In the accompanying cover letter to Minister of Forestry MS Kaban, the petitioner writes that “Jika semua burung-burung mati, Indonesia akan menderita kemiskinan hati yang luar biasa, ” “If all the birds were to die, Indonesia would suffer from a great poverty of the heart”
This petition was motivated, in part, by undercover investigations carried out in North and Central Maluku provinces (for example, Ternate and Seram) and West Papua by the non-governmental organization ProFauna Indonesia. These investigations exposed the brutality and high mortality of the trapping methods used to poach these parrots. They also revealed that the illegal trade in birds supposedly protected by both Indonesian and International law was nonetheless rampant, and sometimes was aided and abetted by government officials or the military itself. Indeed, almost exactly one year after President Yudhoyono’s promise to fight the illegal wild animal trade and the corruption within the government which helps to sustain it, three high- ranking officials of the Conservation and Natural Resources Department were reported for alleged involvement in the illegal trade in protected animals by a network of wildlife protection groups following their one-year undercover operation which included videotape evidence [source: Abdul Khalik,The Jakarta Post, Oct. 15, 2005].
The petition was written and circulated by Dr.
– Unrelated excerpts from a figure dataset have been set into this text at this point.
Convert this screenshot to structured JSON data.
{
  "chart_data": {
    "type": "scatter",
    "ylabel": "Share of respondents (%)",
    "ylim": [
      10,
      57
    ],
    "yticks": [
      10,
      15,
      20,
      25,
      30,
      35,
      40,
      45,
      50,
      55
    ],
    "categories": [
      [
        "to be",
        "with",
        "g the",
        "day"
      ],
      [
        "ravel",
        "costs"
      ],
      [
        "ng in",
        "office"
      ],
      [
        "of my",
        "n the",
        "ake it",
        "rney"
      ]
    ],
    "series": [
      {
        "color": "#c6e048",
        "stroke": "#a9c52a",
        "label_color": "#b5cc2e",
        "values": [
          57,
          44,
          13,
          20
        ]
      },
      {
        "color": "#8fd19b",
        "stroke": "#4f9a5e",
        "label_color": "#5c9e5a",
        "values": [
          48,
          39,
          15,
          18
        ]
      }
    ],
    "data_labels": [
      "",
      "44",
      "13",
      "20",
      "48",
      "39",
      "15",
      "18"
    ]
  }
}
Stewart Metz, M.D., Director of Project Bird Watch and the Indonesian Parrot Project. This NGO, working with Yayasan Wallacea, receives cockatoos and parrots which have been confiscated by governmental officials from smugglers, for rehabilation on Seram Island in Central Maluku Province, Indonesia.
Progress Towards Potential Release of Birds at Kembali Bebas
The road to release of confiscated wild parrots is a long and complicated one, but we think that we have surmounted significant hurdles in the path of release of some cockatoos. A total of 15 Seram (Moluccan) cockatoos have been transferred to large flights called “Socialization Cages” to be observed for their wild behavior; these would be their last cages at Kembali Bebas prior to release.
Thus far, all seem to be healthy, flying well, and avoiding human presence. Permits were finally obtained to ship samples for specialized disease testing via PCR to the US and Australia. The tests in the US are complete on a large sample of birds and we are delighted to say that virtually all tests were negative for a battery of diseases; a single bird will simply need a follow-up test. What remains prior to release now mostly are
- Banding the birds who do not have bands yet
- Completion of behavioral observation
- “Discharge” veterinary examinations and routine tests
- Final selection of the release site possibly the permission of the Indonesian authorities to release a protected species
Keep your fingers and zygodactyls crossed! We can actually SEE the finish line now!